The 'targets' obsession is Utopia for the jobsworths and, for some reason, as I write this the chilling image of Jackie Smith plants itself in my head, closely followed by recall of the Dr Who episode where cabinet ministers turned out to be vicious alien monsters.
DiscoveredJoys said…
It would be churlish to deny that some good has resulted from the expenditure, particularly in highly visible areas.

But it would also be dishonest not point out that there are some areas that suffered. The number of old people's homes and nursing homes has fallen. Children in care often get poor treatment. Legal Aid has been trimmed savagely. There are other areas too. Strangely all less visible, out of sight, out of mind, out of funding.
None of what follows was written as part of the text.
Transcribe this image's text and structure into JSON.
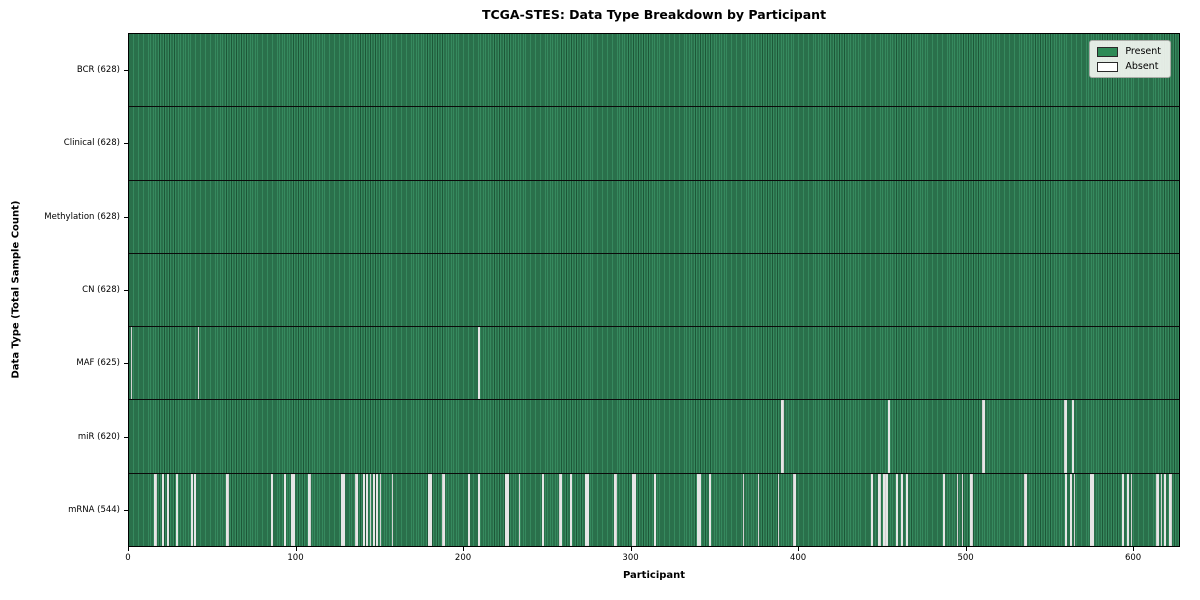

I don't care for the type of government that throws money at headlines.
Heresiarch said…
Well that's it, precisely. This post isn't attacking public spending per se, just this government's peculiar combination of lavishness and poor prioritisation. You're right to draw attention to headline-chasing. They've also been astonishingly susceptible to the blandishments of "experts" coming up with "solutions" which invariably involve hiring large numbers of experts and unworkable technological fixes.
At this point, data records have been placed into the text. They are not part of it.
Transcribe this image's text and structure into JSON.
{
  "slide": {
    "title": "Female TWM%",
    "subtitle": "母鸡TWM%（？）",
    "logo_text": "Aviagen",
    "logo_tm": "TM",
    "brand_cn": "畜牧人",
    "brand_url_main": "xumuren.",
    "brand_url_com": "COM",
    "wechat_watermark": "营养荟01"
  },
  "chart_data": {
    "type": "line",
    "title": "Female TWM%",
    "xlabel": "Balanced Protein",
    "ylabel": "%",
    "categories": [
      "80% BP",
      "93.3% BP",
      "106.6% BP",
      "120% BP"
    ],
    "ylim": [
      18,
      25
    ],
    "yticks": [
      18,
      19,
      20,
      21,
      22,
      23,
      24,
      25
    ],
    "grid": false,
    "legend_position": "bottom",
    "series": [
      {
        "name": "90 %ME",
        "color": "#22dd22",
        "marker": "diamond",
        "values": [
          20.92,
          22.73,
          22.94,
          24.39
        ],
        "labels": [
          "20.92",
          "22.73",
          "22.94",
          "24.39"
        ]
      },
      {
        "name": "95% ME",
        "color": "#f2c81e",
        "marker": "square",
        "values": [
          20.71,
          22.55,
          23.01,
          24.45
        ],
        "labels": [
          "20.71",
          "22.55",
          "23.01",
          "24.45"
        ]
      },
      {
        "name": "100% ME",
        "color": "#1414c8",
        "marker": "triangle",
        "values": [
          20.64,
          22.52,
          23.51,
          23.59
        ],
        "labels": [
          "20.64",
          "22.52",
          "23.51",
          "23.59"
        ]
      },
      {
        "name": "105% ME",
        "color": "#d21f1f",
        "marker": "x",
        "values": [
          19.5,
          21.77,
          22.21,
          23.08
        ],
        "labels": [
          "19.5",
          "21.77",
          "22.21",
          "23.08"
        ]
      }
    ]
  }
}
A general good rule, I find, is that a solution should never cost more to implement than the cost of the problem it supposedly fixes. Under this government, the opposite has too often been the case.
"a lot more admirals"

G&S were right!

My pet beef is the destruction of manufacturing and agriculture (the only things that really generate wealth) on the apparent premise that financial services brought more money in for far less effort and would continue to do so for ever. Cretins.